La Charité
BALLADE.
I
« Pitié ! Seigneur, pitié ! car j’abreuvai ma lance
« Dans le sang de mon frère, et chevalier félon,
« Je quittai mon drapeau, mon beau drapeau de France
« Pour aider au méchant, qui blasphémait ton nom...
« Las ! depuis, toujours seul, avec ma peine amère,
« Au fond de mon manoir, je cache du proscrit
« Le front où le remords, de son ongle sévère,
« Grave en lettres de feu : Maudit ! maudit ! maudit ! »
II
Le triste paladin vit donc sous l’anathème
Qui frappe le pécheur, quand son cœur désolé,
Qui ne croit plus à rien, a senti l’espoir même
Fuir son âme, et, de tout, le laisser isolé !

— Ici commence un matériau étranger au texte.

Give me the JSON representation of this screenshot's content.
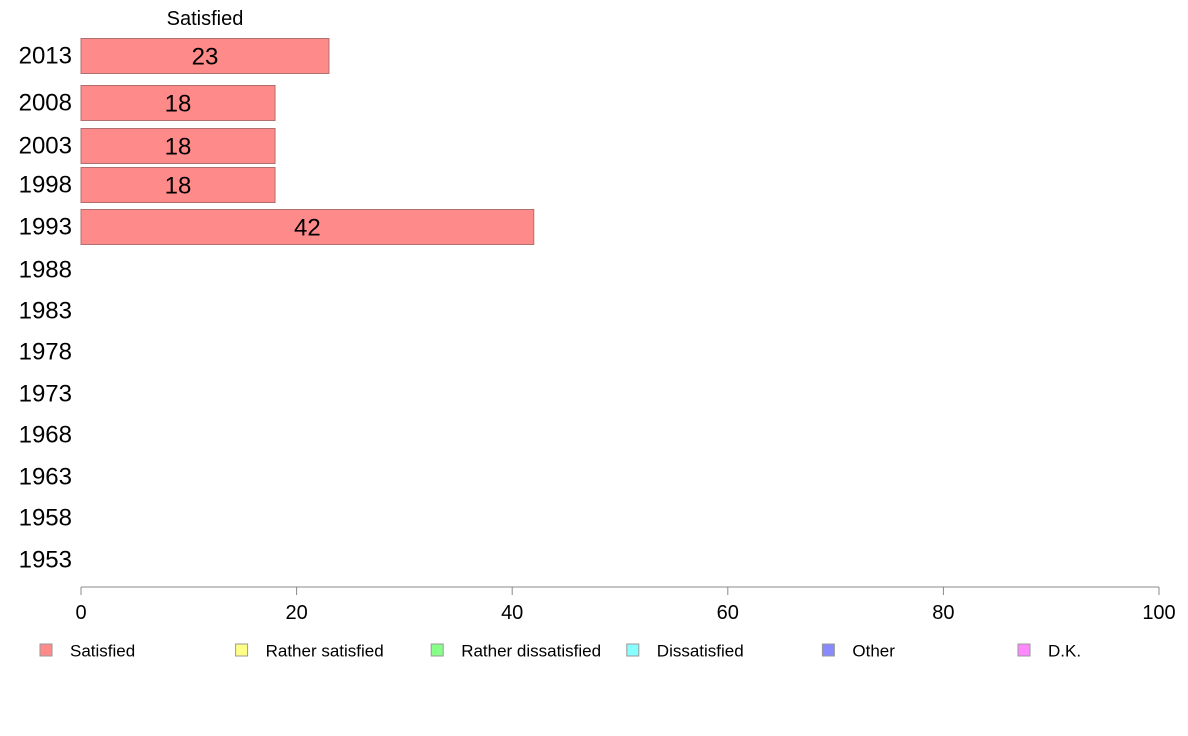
{
  "chart_data": {
    "type": "bar",
    "orientation": "horizontal",
    "stacked": true,
    "categories": [
      "2013",
      "2008",
      "2003",
      "1998",
      "1993",
      "1988",
      "1983",
      "1978",
      "1973",
      "1968",
      "1963",
      "1958",
      "1953"
    ],
    "series": [
      {
        "name": "Satisfied",
        "color": "#ff8a8a",
        "values": [
          23,
          18,
          18,
          18,
          42,
          null,
          null,
          null,
          null,
          null,
          null,
          null,
          null
        ]
      },
      {
        "name": "Rather satisfied",
        "color": "#ffff88",
        "values": [
          null,
          null,
          null,
          null,
          null,
          null,
          null,
          null,
          null,
          null,
          null,
          null,
          null
        ]
      },
      {
        "name": "Rather dissatisfied",
        "color": "#88ff88",
        "values": [
          null,
          null,
          null,
          null,
          null,
          null,
          null,
          null,
          null,
          null,
          null,
          null,
          null
        ]
      },
      {
        "name": "Dissatisfied",
        "color": "#88ffff",
        "values": [
          null,
          null,
          null,
          null,
          null,
          null,
          null,
          null,
          null,
          null,
          null,
          null,
          null
        ]
      },
      {
        "name": "Other",
        "color": "#8888ff",
        "values": [
          null,
          null,
          null,
          null,
          null,
          null,
          null,
          null,
          null,
          null,
          null,
          null,
          null
        ]
      },
      {
        "name": "D.K.",
        "color": "#ff88ff",
        "values": [
          null,
          null,
          null,
          null,
          null,
          null,
          null,
          null,
          null,
          null,
          null,
          null,
          null
        ]
      }
    ],
    "series_header": "Satisfied",
    "xlim": [
      0,
      100
    ],
    "xticks": [
      0,
      20,
      40,
      60,
      80,
      100
    ],
    "grid": false,
    "legend_position": "bottom"
  }
}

Pourtant, on dit qu’un soir, une humble mendiante
Surmonta sa frayeur, en l’abordant lui dit :
« La charité, seigneur !.... » Et sa main suppliante
Bien qu’en tremblant de crainte, allait vers le maudit !
III
Le sombre chevalier fouille en son escarcelle,
Ému qu’on l’implorât ! et puis il emplit d’or
La main de la pauvresse, et va s’éloigner d’elle...
Quand ses haillons tombant, l’Ange prit son essor !
C’était la Charité qui, déployant son aile,
Au nom de ses deux Sœurs, au bon chevalier dit :
« Ton aumône te sauve, et la voûte éternelle
« S’ouvrira devant toi, car tu n’es plus maudit ! »
Saint-Louis, 31 mai 1876.
Comte A. de VERVINS.
Paru dans Le Foyer domestique en septembre 1876.